Mr Newton said that if these incidents are occurring when there are around 4000 wells operational in Queensland, what kind of environmental and safety impact will we be facing when there are more than 40,000 wells built.
“The scary fact is that there are way too many unknowns when it comes to the CSG industry.”
In a press released issued on Monday Lock the Gate alliance president Drew Hutton said he believed there was 'no doubt' the burning methane had occurred as a result of CSG operations.
He said attempts by Arrow Energy to attribute the methane leak and fire to the nearby, 30 year-old Wilkie Creek coal mine were "pathetic and defied common sense”.
“The coal seam gas industry can always come up with reasons why they are not to blame for these incidents but none of this was happening before the companies began de-watering and de-pressurising the coal seams on the Weastern Darling Downs," Mr Hutton said.
“In the last few weeks we have seen the Condamine River bubbling like a spa bath along a 15 kilometre stretch of the river with a coal seam gas field nearby.
"Then, we have people on the Tara residential estate, in the middle of a gas field, complaining of chronic headaches, nose bleeds, ear bleeds and skin rashes while, at the same time, smelling 'rotten egg gas'.
"Methane and other gases will be liberated from the coal seam aquifer when that aquifer is de-watered as it has been at Tara-Chinchila and at Daandine.

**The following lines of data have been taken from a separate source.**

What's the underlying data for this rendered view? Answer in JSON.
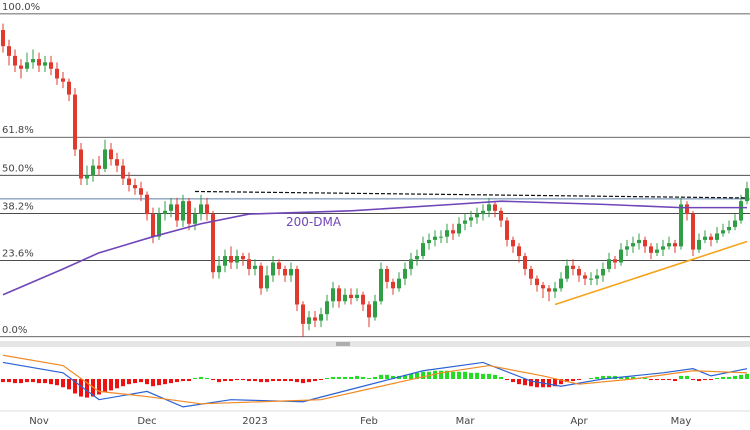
{
  "chart_data": [
    {
      "type": "candlestick",
      "categories": [
        null,
        null,
        null,
        null,
        null,
        null,
        "Nov",
        null,
        null,
        null,
        null,
        null,
        null,
        null,
        null,
        null,
        null,
        null,
        null,
        null,
        null,
        null,
        null,
        null,
        "Dec",
        null,
        null,
        null,
        null,
        null,
        null,
        null,
        null,
        null,
        null,
        null,
        null,
        null,
        null,
        null,
        null,
        null,
        "2023",
        null,
        null,
        null,
        null,
        null,
        null,
        null,
        null,
        null,
        null,
        null,
        null,
        null,
        null,
        null,
        null,
        null,
        null,
        "Feb",
        null,
        null,
        null,
        null,
        null,
        null,
        null,
        null,
        null,
        null,
        null,
        null,
        null,
        null,
        null,
        "Mar",
        null,
        null,
        null,
        null,
        null,
        null,
        null,
        null,
        null,
        null,
        null,
        null,
        null,
        null,
        null,
        null,
        null,
        null,
        "Apr",
        null,
        null,
        null,
        null,
        null,
        null,
        null,
        null,
        null,
        null,
        null,
        null,
        null,
        null,
        null,
        null,
        "May",
        null,
        null,
        null,
        null,
        null,
        null,
        null,
        null,
        null,
        null,
        null
      ],
      "open": [
        95,
        90,
        87,
        84,
        83,
        85,
        86,
        84,
        85,
        83,
        80,
        79,
        75,
        58,
        49,
        50,
        53,
        52,
        58,
        55,
        53,
        49,
        47,
        46,
        44,
        38,
        31,
        38,
        39,
        41,
        36,
        42,
        35,
        38,
        41,
        38,
        20,
        22,
        25,
        23,
        25,
        24,
        21,
        22,
        15,
        19,
        23,
        21,
        19,
        21,
        10,
        4,
        6,
        5,
        7,
        11,
        15,
        11,
        13,
        12,
        13,
        10,
        6,
        11,
        21,
        17,
        15,
        18,
        21,
        24,
        25,
        29,
        30,
        31,
        31,
        33,
        32,
        35,
        36,
        37,
        38,
        39,
        41,
        39,
        36,
        30,
        28,
        25,
        21,
        18,
        16,
        15,
        14,
        15,
        18,
        22,
        21,
        19,
        18,
        18,
        19,
        21,
        24,
        23,
        27,
        28,
        29,
        30,
        28,
        26,
        27,
        28,
        29,
        28,
        41,
        38,
        27,
        30,
        31,
        30,
        32,
        33,
        34,
        36,
        42
      ],
      "high": [
        97,
        92,
        89,
        86,
        88,
        89,
        88,
        87,
        87,
        85,
        82,
        80,
        77,
        60,
        53,
        55,
        56,
        61,
        60,
        57,
        55,
        51,
        49,
        48,
        45,
        40,
        40,
        42,
        43,
        43,
        44,
        43,
        40,
        44,
        43,
        39,
        25,
        27,
        28,
        27,
        26,
        26,
        24,
        23,
        22,
        25,
        24,
        22,
        23,
        22,
        11,
        8,
        8,
        9,
        13,
        17,
        16,
        15,
        15,
        15,
        14,
        11,
        13,
        23,
        22,
        18,
        20,
        23,
        26,
        27,
        31,
        32,
        33,
        33,
        35,
        35,
        37,
        38,
        39,
        40,
        41,
        43,
        42,
        40,
        37,
        31,
        29,
        26,
        22,
        19,
        17,
        16,
        17,
        20,
        24,
        24,
        22,
        20,
        20,
        21,
        23,
        26,
        25,
        29,
        30,
        31,
        32,
        31,
        29,
        29,
        30,
        31,
        30,
        43,
        42,
        39,
        32,
        33,
        32,
        34,
        35,
        36,
        38,
        44,
        48
      ],
      "low": [
        88,
        84,
        82,
        80,
        82,
        83,
        82,
        82,
        81,
        78,
        77,
        73,
        56,
        47,
        47,
        48,
        50,
        51,
        53,
        51,
        47,
        45,
        44,
        42,
        36,
        29,
        30,
        36,
        37,
        34,
        34,
        33,
        33,
        36,
        36,
        18,
        18,
        20,
        21,
        21,
        22,
        19,
        19,
        13,
        14,
        17,
        19,
        17,
        17,
        8,
        0,
        2,
        3,
        3,
        5,
        9,
        9,
        10,
        10,
        11,
        8,
        3,
        5,
        10,
        15,
        13,
        14,
        16,
        19,
        22,
        24,
        27,
        28,
        29,
        29,
        30,
        31,
        33,
        34,
        35,
        36,
        37,
        37,
        34,
        28,
        26,
        23,
        19,
        16,
        14,
        12,
        11,
        12,
        14,
        17,
        19,
        17,
        16,
        16,
        16,
        17,
        20,
        21,
        22,
        25,
        26,
        27,
        26,
        24,
        25,
        25,
        27,
        26,
        27,
        36,
        25,
        26,
        29,
        28,
        29,
        31,
        32,
        33,
        35,
        41
      ],
      "close": [
        90,
        87,
        84,
        83,
        85,
        86,
        84,
        85,
        83,
        80,
        79,
        75,
        58,
        49,
        50,
        53,
        52,
        58,
        55,
        53,
        49,
        47,
        46,
        44,
        38,
        31,
        38,
        39,
        41,
        36,
        42,
        35,
        38,
        41,
        38,
        20,
        22,
        25,
        23,
        25,
        24,
        21,
        22,
        15,
        19,
        23,
        21,
        19,
        21,
        10,
        4,
        6,
        5,
        7,
        11,
        15,
        11,
        13,
        12,
        13,
        10,
        6,
        11,
        21,
        17,
        15,
        18,
        21,
        24,
        25,
        29,
        30,
        31,
        31,
        33,
        32,
        35,
        36,
        37,
        38,
        39,
        41,
        39,
        36,
        30,
        28,
        25,
        21,
        18,
        16,
        15,
        14,
        15,
        18,
        22,
        21,
        19,
        18,
        18,
        19,
        21,
        24,
        23,
        27,
        28,
        29,
        30,
        28,
        26,
        27,
        28,
        29,
        28,
        41,
        38,
        27,
        30,
        31,
        30,
        32,
        33,
        34,
        36,
        42,
        46
      ],
      "up_color": "#2f9e44",
      "down_color": "#e03a2f",
      "ylim": [
        -1,
        104.3
      ],
      "yticks": [
        {
          "value": 100,
          "label": "100.0%"
        },
        {
          "value": 61.8,
          "label": "61.8%"
        },
        {
          "value": 50,
          "label": "50.0%"
        },
        {
          "value": 38.2,
          "label": "38.2%"
        },
        {
          "value": 23.6,
          "label": "23.6%"
        },
        {
          "value": 0,
          "label": "0.0%"
        }
      ],
      "overlays": [
        {
          "type": "line",
          "name": "200-DMA",
          "color": "#6f45b8",
          "x": [
            0,
            10,
            16,
            25,
            33,
            41,
            58,
            75,
            83,
            100,
            113,
            124
          ],
          "values": [
            13,
            21,
            26,
            31,
            35,
            38,
            39,
            41,
            42,
            41,
            40,
            40
          ]
        },
        {
          "type": "dashed",
          "color": "#111111",
          "x": [
            32,
            124
          ],
          "values": [
            45,
            43
          ]
        },
        {
          "type": "hline",
          "color": "#5b7fa6",
          "value": 42.7
        },
        {
          "type": "line",
          "color": "#f5a31a",
          "x": [
            92,
            124
          ],
          "values": [
            10,
            29.5
          ]
        }
      ]
    },
    {
      "type": "macd",
      "ylim": [
        -30,
        30
      ],
      "histogram": [
        -3,
        -3,
        -4,
        -4,
        -3,
        -3,
        -4,
        -4,
        -5,
        -6,
        -8,
        -10,
        -14,
        -17,
        -18,
        -17,
        -15,
        -13,
        -11,
        -9,
        -7,
        -5,
        -4,
        -3,
        -5,
        -7,
        -6,
        -5,
        -4,
        -3,
        -2,
        -2,
        1,
        2,
        1,
        -1,
        -3,
        -2,
        -2,
        -1,
        -1,
        -2,
        -2,
        -3,
        -3,
        -2,
        -2,
        -2,
        -2,
        -3,
        -4,
        -3,
        -2,
        -1,
        1,
        2,
        2,
        2,
        2,
        3,
        2,
        1,
        2,
        4,
        4,
        3,
        3,
        4,
        5,
        6,
        7,
        7,
        8,
        8,
        8,
        7,
        7,
        7,
        6,
        6,
        5,
        5,
        4,
        2,
        -1,
        -3,
        -5,
        -6,
        -7,
        -8,
        -8,
        -8,
        -7,
        -5,
        -3,
        -2,
        -1,
        0,
        1,
        2,
        3,
        3,
        3,
        2,
        2,
        2,
        1,
        1,
        -1,
        -1,
        -1,
        -1,
        -2,
        3,
        3,
        -1,
        -2,
        -1,
        -1,
        1,
        2,
        2,
        3,
        4,
        5
      ],
      "up_color": "#22dd22",
      "down_color": "#ee1111",
      "lines": [
        {
          "color": "#2a62d4",
          "x": [
            0,
            10,
            16,
            24,
            30,
            38,
            50,
            60,
            70,
            80,
            88,
            93,
            100,
            110,
            115,
            118,
            124
          ],
          "values": [
            16,
            6,
            -20,
            -12,
            -27,
            -20,
            -22,
            -7,
            8,
            16,
            -2,
            -7,
            0,
            6,
            10,
            3,
            10
          ]
        },
        {
          "color": "#f08a24",
          "x": [
            0,
            10,
            16,
            24,
            33,
            43,
            53,
            63,
            73,
            81,
            90,
            96,
            105,
            115,
            124
          ],
          "values": [
            23,
            13,
            -12,
            -17,
            -24,
            -22,
            -20,
            -7,
            6,
            13,
            3,
            -5,
            0,
            8,
            6
          ]
        }
      ]
    }
  ]
}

It will then find whatever pathways it can. If some of these pathways are cracks and fissures in the ground, it will find its way to the surface and this is undoubtedly what is happening."
"I have seen similar incidents in my recent visits to the United States and there, local communities were permanently evacuated because methane was coming up through cracks in the ground."
Mr Hutton called on communities where CSG developments are planned to look closely at what is happening on Queensland’s Western Downs and to “think carefully about whether or not they want this industry in their areas”.
* Members of the public have been invited to the BSA Annual General Meeting tonight, August 21, at the BMO Business Centre in Dalby from 5.30pm, where CSG issues will be discussed and where Queensland Gasfields Commission Chair John Cotter will be the guest speaker.